Quelques efforts sont cependant à signaler dans la réhabilitation de l'ancien. Il est difficile de savoir ce qui se passe dans le parc HLM : la Ville ne possède pas de logements HLM, mais 588 logements lui sont réservés par les différents bailleurs sociaux, soit près de 20% des 2975 logements disponibles. On aimerait qu'elle incite les bailleurs sociaux à améliorer les performances énergétiques de leurs bâtiments, mais personne ne communique là-dessus , ni la Ville, ni les bailleurs sociaux, ni les copropriétés.
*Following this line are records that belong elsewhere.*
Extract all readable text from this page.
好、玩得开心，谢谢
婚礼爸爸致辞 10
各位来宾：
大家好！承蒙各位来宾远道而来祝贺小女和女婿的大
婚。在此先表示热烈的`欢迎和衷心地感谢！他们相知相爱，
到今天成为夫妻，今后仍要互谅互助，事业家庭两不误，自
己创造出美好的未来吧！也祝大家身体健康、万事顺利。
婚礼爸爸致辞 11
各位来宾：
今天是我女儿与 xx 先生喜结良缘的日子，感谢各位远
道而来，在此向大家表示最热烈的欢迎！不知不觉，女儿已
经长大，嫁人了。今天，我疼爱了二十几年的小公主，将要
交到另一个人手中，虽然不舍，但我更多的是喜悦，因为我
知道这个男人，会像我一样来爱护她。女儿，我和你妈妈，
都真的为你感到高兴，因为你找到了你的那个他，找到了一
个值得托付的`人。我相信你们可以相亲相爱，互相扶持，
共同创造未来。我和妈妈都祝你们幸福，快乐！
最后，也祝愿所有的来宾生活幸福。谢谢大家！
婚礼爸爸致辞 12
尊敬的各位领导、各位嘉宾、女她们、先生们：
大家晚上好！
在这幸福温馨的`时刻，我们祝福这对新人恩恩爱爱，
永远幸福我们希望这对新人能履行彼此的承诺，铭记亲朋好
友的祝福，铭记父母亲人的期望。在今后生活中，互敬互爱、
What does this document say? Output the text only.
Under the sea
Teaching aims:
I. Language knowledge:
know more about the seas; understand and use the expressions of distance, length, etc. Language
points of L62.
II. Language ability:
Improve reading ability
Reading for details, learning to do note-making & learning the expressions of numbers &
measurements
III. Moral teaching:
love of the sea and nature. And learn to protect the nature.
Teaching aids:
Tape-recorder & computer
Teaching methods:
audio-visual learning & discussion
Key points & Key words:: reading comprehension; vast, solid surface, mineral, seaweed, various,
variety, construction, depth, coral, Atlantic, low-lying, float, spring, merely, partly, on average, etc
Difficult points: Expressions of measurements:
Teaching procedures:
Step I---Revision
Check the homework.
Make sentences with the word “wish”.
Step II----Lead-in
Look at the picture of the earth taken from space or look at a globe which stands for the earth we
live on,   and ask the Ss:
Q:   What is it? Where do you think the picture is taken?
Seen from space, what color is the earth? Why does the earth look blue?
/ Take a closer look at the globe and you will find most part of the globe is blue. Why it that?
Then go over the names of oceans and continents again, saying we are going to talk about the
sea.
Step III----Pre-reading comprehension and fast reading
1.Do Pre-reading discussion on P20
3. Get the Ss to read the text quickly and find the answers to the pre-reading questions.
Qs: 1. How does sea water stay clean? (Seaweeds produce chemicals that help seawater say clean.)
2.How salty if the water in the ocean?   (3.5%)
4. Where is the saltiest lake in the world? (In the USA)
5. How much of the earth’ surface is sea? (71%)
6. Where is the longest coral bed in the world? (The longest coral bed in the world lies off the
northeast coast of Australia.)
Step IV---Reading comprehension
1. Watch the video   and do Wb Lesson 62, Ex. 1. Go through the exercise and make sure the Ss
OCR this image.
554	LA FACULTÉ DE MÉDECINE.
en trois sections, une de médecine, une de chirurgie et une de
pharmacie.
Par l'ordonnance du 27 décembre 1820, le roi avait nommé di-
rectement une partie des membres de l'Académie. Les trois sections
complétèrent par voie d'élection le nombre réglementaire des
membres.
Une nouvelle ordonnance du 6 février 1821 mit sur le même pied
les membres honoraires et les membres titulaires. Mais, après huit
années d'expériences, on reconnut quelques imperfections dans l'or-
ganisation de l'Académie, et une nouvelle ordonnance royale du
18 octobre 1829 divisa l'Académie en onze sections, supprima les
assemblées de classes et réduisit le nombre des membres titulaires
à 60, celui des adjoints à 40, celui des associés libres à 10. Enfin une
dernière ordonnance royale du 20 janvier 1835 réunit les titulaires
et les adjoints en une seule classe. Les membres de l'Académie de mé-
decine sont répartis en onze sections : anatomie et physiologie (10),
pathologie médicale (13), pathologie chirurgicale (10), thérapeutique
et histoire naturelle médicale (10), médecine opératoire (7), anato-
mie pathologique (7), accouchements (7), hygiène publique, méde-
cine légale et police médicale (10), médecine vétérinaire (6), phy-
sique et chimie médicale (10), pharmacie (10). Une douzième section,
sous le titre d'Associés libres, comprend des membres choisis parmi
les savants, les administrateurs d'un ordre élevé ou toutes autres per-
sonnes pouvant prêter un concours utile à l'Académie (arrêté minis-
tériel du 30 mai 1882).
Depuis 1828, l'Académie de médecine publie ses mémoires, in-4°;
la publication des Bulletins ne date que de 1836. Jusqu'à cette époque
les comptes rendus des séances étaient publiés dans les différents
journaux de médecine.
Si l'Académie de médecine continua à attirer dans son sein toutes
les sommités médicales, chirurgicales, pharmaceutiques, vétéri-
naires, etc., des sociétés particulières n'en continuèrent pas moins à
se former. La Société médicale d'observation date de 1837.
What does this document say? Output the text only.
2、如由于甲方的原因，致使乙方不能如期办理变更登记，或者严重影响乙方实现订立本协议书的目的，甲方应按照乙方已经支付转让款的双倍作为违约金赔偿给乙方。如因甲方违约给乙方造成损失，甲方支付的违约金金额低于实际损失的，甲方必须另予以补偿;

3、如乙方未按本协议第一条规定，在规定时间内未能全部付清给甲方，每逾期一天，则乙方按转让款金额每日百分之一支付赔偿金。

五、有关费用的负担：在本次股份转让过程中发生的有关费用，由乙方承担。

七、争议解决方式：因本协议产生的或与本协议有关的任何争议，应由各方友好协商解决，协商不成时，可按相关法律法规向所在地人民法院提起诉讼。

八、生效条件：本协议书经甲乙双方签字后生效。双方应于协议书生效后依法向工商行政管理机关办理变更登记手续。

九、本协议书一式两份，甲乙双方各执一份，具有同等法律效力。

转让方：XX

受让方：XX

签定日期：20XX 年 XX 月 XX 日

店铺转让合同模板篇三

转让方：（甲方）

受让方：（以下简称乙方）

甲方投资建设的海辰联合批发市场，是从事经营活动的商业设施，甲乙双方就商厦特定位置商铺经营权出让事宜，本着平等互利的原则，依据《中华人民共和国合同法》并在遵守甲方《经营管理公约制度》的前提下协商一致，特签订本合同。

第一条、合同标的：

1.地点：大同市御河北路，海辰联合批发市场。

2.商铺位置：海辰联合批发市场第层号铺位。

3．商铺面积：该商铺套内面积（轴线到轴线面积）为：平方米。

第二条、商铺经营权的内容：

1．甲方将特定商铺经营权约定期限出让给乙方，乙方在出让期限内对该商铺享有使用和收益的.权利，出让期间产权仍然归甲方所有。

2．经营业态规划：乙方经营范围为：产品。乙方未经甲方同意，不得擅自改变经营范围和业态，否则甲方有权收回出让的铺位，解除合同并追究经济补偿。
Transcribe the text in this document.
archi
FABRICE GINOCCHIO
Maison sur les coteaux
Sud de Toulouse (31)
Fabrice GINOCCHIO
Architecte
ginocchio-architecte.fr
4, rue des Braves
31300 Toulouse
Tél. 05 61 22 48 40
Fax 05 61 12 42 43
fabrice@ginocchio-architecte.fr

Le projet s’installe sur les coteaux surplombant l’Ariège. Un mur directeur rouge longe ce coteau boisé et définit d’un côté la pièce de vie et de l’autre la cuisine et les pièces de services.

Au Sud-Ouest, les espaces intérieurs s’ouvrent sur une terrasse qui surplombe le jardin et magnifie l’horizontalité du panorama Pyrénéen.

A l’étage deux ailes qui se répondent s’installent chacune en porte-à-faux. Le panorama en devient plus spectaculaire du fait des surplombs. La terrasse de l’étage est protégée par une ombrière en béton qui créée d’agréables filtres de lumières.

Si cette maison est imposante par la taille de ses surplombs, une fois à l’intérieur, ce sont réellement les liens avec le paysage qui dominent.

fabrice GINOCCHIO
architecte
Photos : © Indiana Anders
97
Quand il y a par exemple, un gros chantier de ravalement, les panneaux obligatoires n'indiquent pas si ces travaux s'accompagnent d'isolation et le Vanves-infos se contentent de saluer ces travaux "qui embellissent la ville". Ce serait pourtant une occasion, parmi d'autres, pour rappeler que nous sommes engagés avec GPSO dans une démarche Plan Energie climat et qu'il y a urgence à diminuer nos consommations d'énergie et nos émissions de gaz à effet de serre.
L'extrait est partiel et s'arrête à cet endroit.